Aldatılmış insanların duyduğu ilk şiddetli acıyı duyan Necla’nın, gözlerinde kuruyan yaşlar birer zehir gibi kalbine akıyordu şimdi. Bir müddet hıçkırdı, fakat gözlerinden yaş gelmiyordu. Bunu uykuya benzer bir ağırlık takip etti. Gözleri kapanıyor gibiydi. Nihayet olduğu yerde kendinden geçti.
Necla’nın bir oğlu dünyaya gelmişti. Doğumdan sonra şiddetli bir hummai nifasiye35 yakalandı. Kendini bilmiyor, şiddetli nöbetler içinde çırpınıyor ve söyleniyordu. Sütnine şaşırmıştı. “Loğusaya al bastı!” diye komşulara koştu. Kadınlar hastanın etrafına toplandı ve perilere kırmızı şeker ziyafet çekmenin çok faydalı olduğunu söylediler. Zavallı Necla ölümle pençeleşiyordu. Nihayet getirilen doktor onun hemen hastaneye nakledilmesini söyledi. Doktorlar kurtulmasından ümidi kesmişlerdi. Necla hastanede kendinden geçmiş bir haldeyken Sıdıka da evde canından usanmıştı. Kâmi’nin getirip başına bela ettiği bu kızın şimdi de doğurduğu çocuk hasta olmuş ve o da başına ayrı bir bela olmuştu. Ne yapacağını şaşırmış, öteye beriye koşuyordu.
Günler geçiyordu. Necla uzun bir uykudan uyanmış gibi bir ay sonra kendine gelmeye başladı. Ne olmuştu? Neredeydi? Korkulu bir rüyadan uyanan insanın, gördüğü kâbusu hatırlamaktan ürkmesine yol açan bir dehşet içinde kimseye bir şey soramıyordu.
Sıdıka’yı yanında ilk görüp tanıdığı gün solgun yüzünde beliren hafif bir tebessümle ona bir şey sormak istiyordu. Sütnine onun ne sormak istediğini hemen anladığı için başını önüne eğmiş ve içini çektikten sonra kısaca “Sen sağ ol yavrum, ne yapalım,” diyebilmişti.
Necla yüzünü hiç görmediği çocuğu için kalbinde bir yaranın acıdığını duymuş ve iki büyük yaş damlası, sararmış yanakları üzerine yuvarlanmıştı.
Necla hastaneden çıktıktan sonra İstanbul’a dönmeyi hiç aklına getirmiyordu. Hem İstanbul’da kime gidebilecekti? Annesi daha çocukken onu başından atmıştı. Şimdi, kapıyı büsbütün yüzüne kapatabilirdi. Tekrar Nazlı Hanım’ın konağına düşmek! Bu kendisi için o kadar çetindi ki… Bunu düşünmek bile ruhuna dehşet veriyordu.

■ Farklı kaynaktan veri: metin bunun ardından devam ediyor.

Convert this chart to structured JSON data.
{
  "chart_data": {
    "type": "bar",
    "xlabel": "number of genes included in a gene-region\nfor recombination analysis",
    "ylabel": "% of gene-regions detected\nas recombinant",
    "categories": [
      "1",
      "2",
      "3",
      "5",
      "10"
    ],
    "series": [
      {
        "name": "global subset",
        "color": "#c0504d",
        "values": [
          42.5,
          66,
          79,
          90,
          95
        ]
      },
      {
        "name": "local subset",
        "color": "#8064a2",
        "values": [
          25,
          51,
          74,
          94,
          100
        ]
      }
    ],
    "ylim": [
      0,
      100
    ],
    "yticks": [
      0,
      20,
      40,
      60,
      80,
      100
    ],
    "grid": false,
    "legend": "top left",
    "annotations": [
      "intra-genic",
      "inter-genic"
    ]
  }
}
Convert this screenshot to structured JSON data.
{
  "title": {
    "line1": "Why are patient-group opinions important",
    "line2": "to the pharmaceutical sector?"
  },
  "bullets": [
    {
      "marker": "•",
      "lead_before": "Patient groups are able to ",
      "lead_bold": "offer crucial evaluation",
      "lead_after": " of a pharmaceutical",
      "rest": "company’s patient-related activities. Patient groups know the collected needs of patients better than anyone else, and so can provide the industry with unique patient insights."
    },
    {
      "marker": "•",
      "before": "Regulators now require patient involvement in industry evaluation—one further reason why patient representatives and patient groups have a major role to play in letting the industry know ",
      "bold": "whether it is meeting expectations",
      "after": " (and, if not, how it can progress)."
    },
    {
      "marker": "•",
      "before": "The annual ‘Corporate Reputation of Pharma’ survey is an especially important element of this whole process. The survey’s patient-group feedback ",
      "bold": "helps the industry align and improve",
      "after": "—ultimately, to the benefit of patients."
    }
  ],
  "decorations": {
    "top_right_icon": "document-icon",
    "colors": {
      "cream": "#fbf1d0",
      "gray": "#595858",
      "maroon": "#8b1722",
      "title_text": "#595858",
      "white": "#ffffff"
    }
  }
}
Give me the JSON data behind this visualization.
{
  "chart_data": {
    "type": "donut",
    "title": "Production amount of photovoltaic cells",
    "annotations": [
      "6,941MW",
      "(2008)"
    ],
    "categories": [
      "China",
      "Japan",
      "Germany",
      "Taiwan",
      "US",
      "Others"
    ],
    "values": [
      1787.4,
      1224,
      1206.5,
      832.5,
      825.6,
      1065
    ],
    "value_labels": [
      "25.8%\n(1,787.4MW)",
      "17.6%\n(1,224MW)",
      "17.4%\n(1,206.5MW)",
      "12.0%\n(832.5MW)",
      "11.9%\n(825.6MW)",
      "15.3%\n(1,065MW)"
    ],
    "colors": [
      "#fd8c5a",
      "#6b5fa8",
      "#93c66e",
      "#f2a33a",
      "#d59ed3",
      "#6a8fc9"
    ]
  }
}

O ev, tatlı emellerine şimdi artık ebedi bir mezar olmuştu. Necla’nın ne tutunacak bir dalı ne de barınacak bir bucağı vardı. Geçen günlerin hicranı kalbine sinmiş, bütün maneviyatı kırılmış, hayata ve insanlara küsmüş, yalnızlığın bütün acılarıyla şimdi baş başa kalmıştı.
Hastaneden çıktığı gün tekrar sütninenin izbe evine gelmeye mecbur oldu. Ah bu ev ve bu oda! Mahvolan hülyaların havasıyla dolu olan bu oda, onu şimdi yakıyordu. Sedirin üstüne dermansız bir halde yığıldı.
Sıdıka ona elinden geldiği kadar iyi bakmaya çalışıyordu. Fakat bu hayat Necla’ya pek ağır geliyordu. Elinde bulunan az miktardaki parası da bitmek üzereydi. Artık çalışmak mecburiyeti karşısında bulunuyordu. Fabrikalardan birine gündelikle girdi. Hiç olmazsa sütninenin başına angarya olmaktan kurtulmuş sayılabilirdi. Akşamları yorgun ve bitap eve döndüğü zaman kendini yatağa atıyor, düşünmekten ve yalnızlıktan ürküyordu. Geceleri artık hülyasız ve rüyasız geçiyordu. Onda her şeye tahammül etmeye karar vermiş bir insanın sükûneti vardı. Aldığı gündeliği Sıdıka’ya teslim ediyor ve hiçbir şeye karışmıyordu. Artık ne halinden şikâyet ediyor ne de maziden bahsediyordu.
Bir akşam ağır ağır eve dönerken yolda patronuyla karşılaştı. Genç kadın o kadar yorgun ve dalgındı ki karşısındakini bir an tanıyamamıştı. Fabrikatör ona eliyle “dur” işareti yaptı. Necla başını eğerek selam verdi ve durdu.
Adam ona birdenbire “Yarın fabrikaya gelmeyiniz,” dedi.
Genç kadın sarardı. Bir an içinde hayatını kazanmak için başka ne yapabileceğini düşündü ve titrek bir sesle “Niçin? Acaba bir kusur mu ettim?” diyebildi.
Fabrikatör başını salladı.
“Hayır, hayır,” dedi. “Evde oturunuz. Fabrikadan alacağınız para size gelecektir. Çünkü hastaneden yeni çıktığınızı işittim. Görüyorum ki çok dermansızsınız. Bir müddet için dinleniniz.”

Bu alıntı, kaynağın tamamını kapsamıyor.